Concepito nel solco del Green Deal europeo e di REPowerEU, il piano affianca alle azioni previste, incluso il piano d’azione per l’economia circolare, anche iniziative di modernizzazione e decarbonizzazione delle industrie ad alta intensità energetica.
Parimenti prioritario è garantire le transizioni lavorative e la creazione di posti di lavoro di qualità attraverso la formazione e l’istruzione.

I 4 pillar del piano industriale del Green Deal

Il nuovo piano industriale del Green Deal si basa su quattro pilastri:
• un contesto normativo prevedibile e semplificato;
• accesso più rapido a finanziamenti sufficienti;
• competenze;
• commercio aperto per catene di approvvigionamento resilienti.

Riprendendo dunque alcuni dei punti chiave del discorso di Ursula Von der Leyen in occasione del WEF, nel documento si specifica come la Commissione valuterà la possibilità di istituire sandbox normativi per consentire una rapida sperimentazione di nuove tecnologie e aprire la strada alla semplificazione del processo di autorizzazione/certificazione per l’immissione dei prodotti sul mercato, alleggerendo vincoli e oneri che oggi pesano soprattutto su PMI e start-up.

Facilitazione normativa

Inoltre, per stimolare la domanda di prodotti net-zero su larga scala, verranno promosse varie forme di azione pubblica come appalti pubblici, concessioni e incentivi alle imprese e agli utenti finali per l’utilizzo di tecnologie net-zero basate sulla sostenibilità e sulla circolarità.
È questo un punto di attenzione importante, soprattutto se si considera che “le autorità pubbliche dell’UE spendono circa il 14% del PIL per l’acquisto di servizi, lavori e prodotti”.
La Commissione avrebbe il ruolo di definire le caratteristiche di sostenibilità e gli eventuali requisiti per i prodotti net zero, utilizzando gli strumenti giuridici disponibili e le norme dell’UE esistenti, promuovendo una domanda più prevedibile e uniforme di soluzioni net-zero e consentendo alle autorità pubbliche di stabilire requisiti di sostenibilità ambiziosi.
Ecco quindi l’idea di una proposta di legge sull’industria a zero emissioni nette “per individuare gli obiettivi di capacità industriale a zero emissioni nette e fornire un quadro normativo adatto alla sua rapida diffusione, garantendo autorizzazioni semplificate e rapide, promuovendo progetti strategici europei ed elaborando norme a sostegno dell’espansione delle tecnologie in tutto il mercato unico”.
A completamento di questa iniziativa, servirà anche una normativa sulle materie prime critiche, che consentire l’accesso a quantitativi sufficienti di terre rare e altri materiali essenziali per la produzione di tecnologie chiave, così come dovrà essere completata la riforma dell’assetto del mercato dell’energia elettrica, così che si possa beneficiare dei minori costi delle energie rinnovabili.

Finanziamenti

Un secondo pilastro piano industriale del Green Deal riguarda l’accesso più rapido ai finanziamenti.
Nel documento si sottolinea come siano necessari maggiori investimenti entro il 2030 nella produzione di tecnologie net-zero. “All’interno dell’UE esistono notevoli disparità in termini di sostegno da parte degli Stati membri.
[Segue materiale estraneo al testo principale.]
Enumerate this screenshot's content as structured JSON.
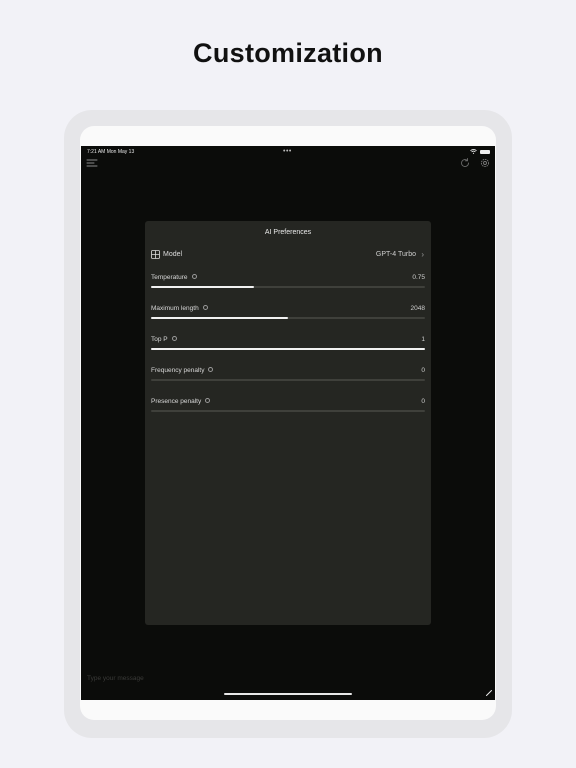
{
  "headline": "Customization",
  "status_bar": {
    "time_date": "7:21 AM   Mon May 13",
    "multitask": "•••"
  },
  "icons": {
    "menu": "hamburger-menu-icon",
    "refresh": "refresh-icon",
    "settings": "gear-icon",
    "model": "grid-icon",
    "chevron": "chevron-right-icon",
    "info": "info-icon"
  },
  "panel": {
    "title": "AI Preferences",
    "model": {
      "label": "Model",
      "value": "GPT-4 Turbo",
      "chevron": "›"
    },
    "params": [
      {
        "label": "Temperature",
        "value": "0.75",
        "fraction": 0.375
      },
      {
        "label": "Maximum length",
        "value": "2048",
        "fraction": 0.5
      },
      {
        "label": "Top P",
        "value": "1",
        "fraction": 1.0
      },
      {
        "label": "Frequency penalty",
        "value": "0",
        "fraction": 0
      },
      {
        "label": "Presence penalty",
        "value": "0",
        "fraction": 0
      }
    ]
  },
  "composer": {
    "placeholder": "Type your message"
  },
  "colors": {
    "page_bg": "#f2f2f7",
    "screen_bg": "#0b0c0a",
    "panel_bg": "#252622",
    "slider_fill": "#f1f1f1",
    "slider_track": "#3f403b"
  }
}
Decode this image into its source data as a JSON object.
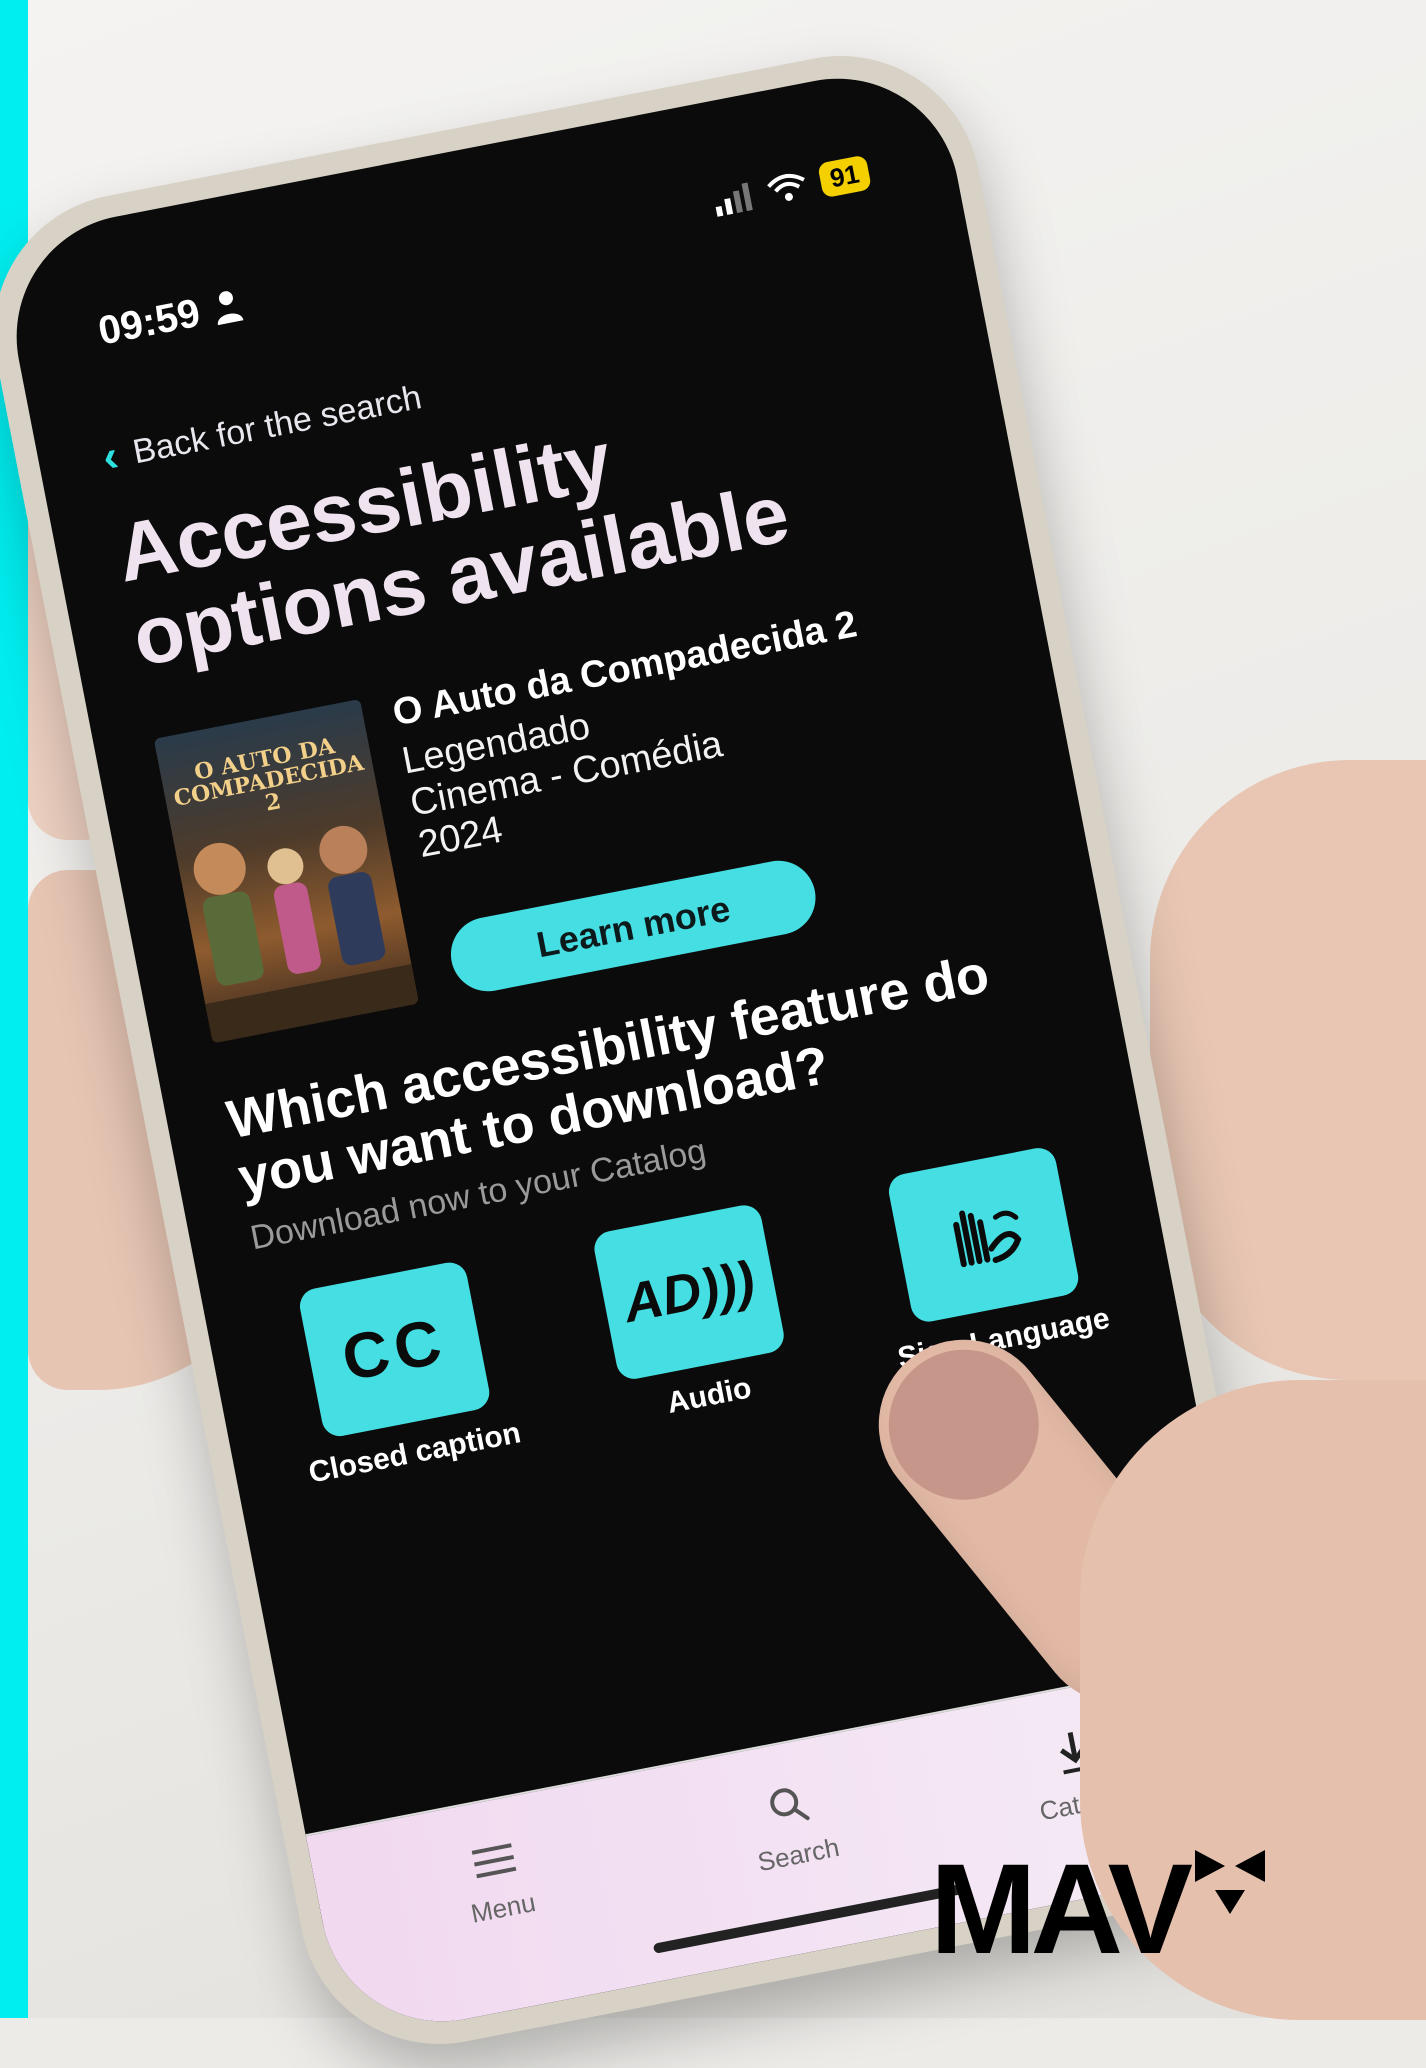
{
  "status_bar": {
    "time": "09:59",
    "battery": "91"
  },
  "nav": {
    "back_label": "Back for the search"
  },
  "header": {
    "title": "Accessibility options available"
  },
  "movie": {
    "poster_text": "O AUTO DA COMPADECIDA 2",
    "title": "O Auto da Compadecida 2",
    "subtitle_type": "Legendado",
    "genre": "Cinema - Comédia",
    "year": "2024",
    "learn_more_label": "Learn more"
  },
  "question": {
    "title": "Which accessibility feature do you want to download?",
    "subtitle": "Download now to your Catalog"
  },
  "features": [
    {
      "label": "Closed caption",
      "icon": "closed-caption-icon",
      "glyph": "CC"
    },
    {
      "label": "Audio",
      "icon": "audio-description-icon",
      "glyph": "AD)))"
    },
    {
      "label": "Sign Language",
      "icon": "sign-language-icon",
      "glyph": ""
    }
  ],
  "tabbar": {
    "menu": "Menu",
    "search": "Search",
    "catalog": "Catalog"
  },
  "brand": {
    "logo_text": "MAV"
  },
  "colors": {
    "accent": "#45dfe3",
    "strip": "#00eef0",
    "screen_bg": "#0b0b0b",
    "title_text": "#efe3f0"
  }
}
Ad esempio, mentre nel 2020 lo 0,57% del PIL dell’UE è stato stanziato per sostenere le fonti energetiche rinnovabili, un paese ha stanziato quasi l’1% del proprio PIL e altri dieci hanno speso meno della metà della media dell’UE. Per evitare di frammentare il mercato unico a causa dei diversi livelli di sostegno nazionale, bisogna facilitare la transizione verde in tutta l’Unione, evitare di esacerbare le disparità regionali e colmare il divario tra i finanziamenti attualmente disponibili e le esigenze di finanziamento per potenziare l’industria net zero. E per questo è importante aumentare i finanziamenti dell’UE”.
In altre parole, la Commissione “mira a garantire condizioni di parità all’interno del mercato unico, semplificando nel contempo la concessione da parte degli Stati membri degli aiuti necessari per accelerare la transizione verde”.
Come già anticipato al WEF da Ursula von der Leyen, si potrebbe procedere a modificare del quadro temporaneo per gli aiuti di Stato in caso di crisi e transizione. Sarà agevolato l’uso dei fondi UE esistenti per finanziare l’innovazione, la fabbricazione e la diffusione delle tecnologie pulite. E in questa logica, su un arco temporale di medio termine, la Commissione proporrà un Fondo per la sovranità europea nel contesto della revisione del quadro finanziario pluriennale che avverà prima dell’estate.

Formazione e compentenze

Il terzo pilastro, anche questo citato nel corso del WEF, è rappresentato delle competenze: una percentuale compresa tra il 35 % e il 40 % di tutti i posti di lavoro potrebbe essere interessata dalla transizione verde, per questo l’idea è quella di costituire una Academy per l’industria a zero emissioni, con l’obiettivo di attuare programmi di miglioramento delle competenze e di riqualificazione nelle industrie strategiche, adottando anche misure di promozione di investimenti pubblici e privati da destinare allo sviluppo delle competenze.

Commercio

L’ultimo pilastro riguarda gli aspetti legati al commercio e alla concorrenza leale. In quest’ottica si proseguirà nello sviluppo di una rete UE di accordi di libero scambio e di altre forme di cooperazione con i partner per sostenere la transizione verde.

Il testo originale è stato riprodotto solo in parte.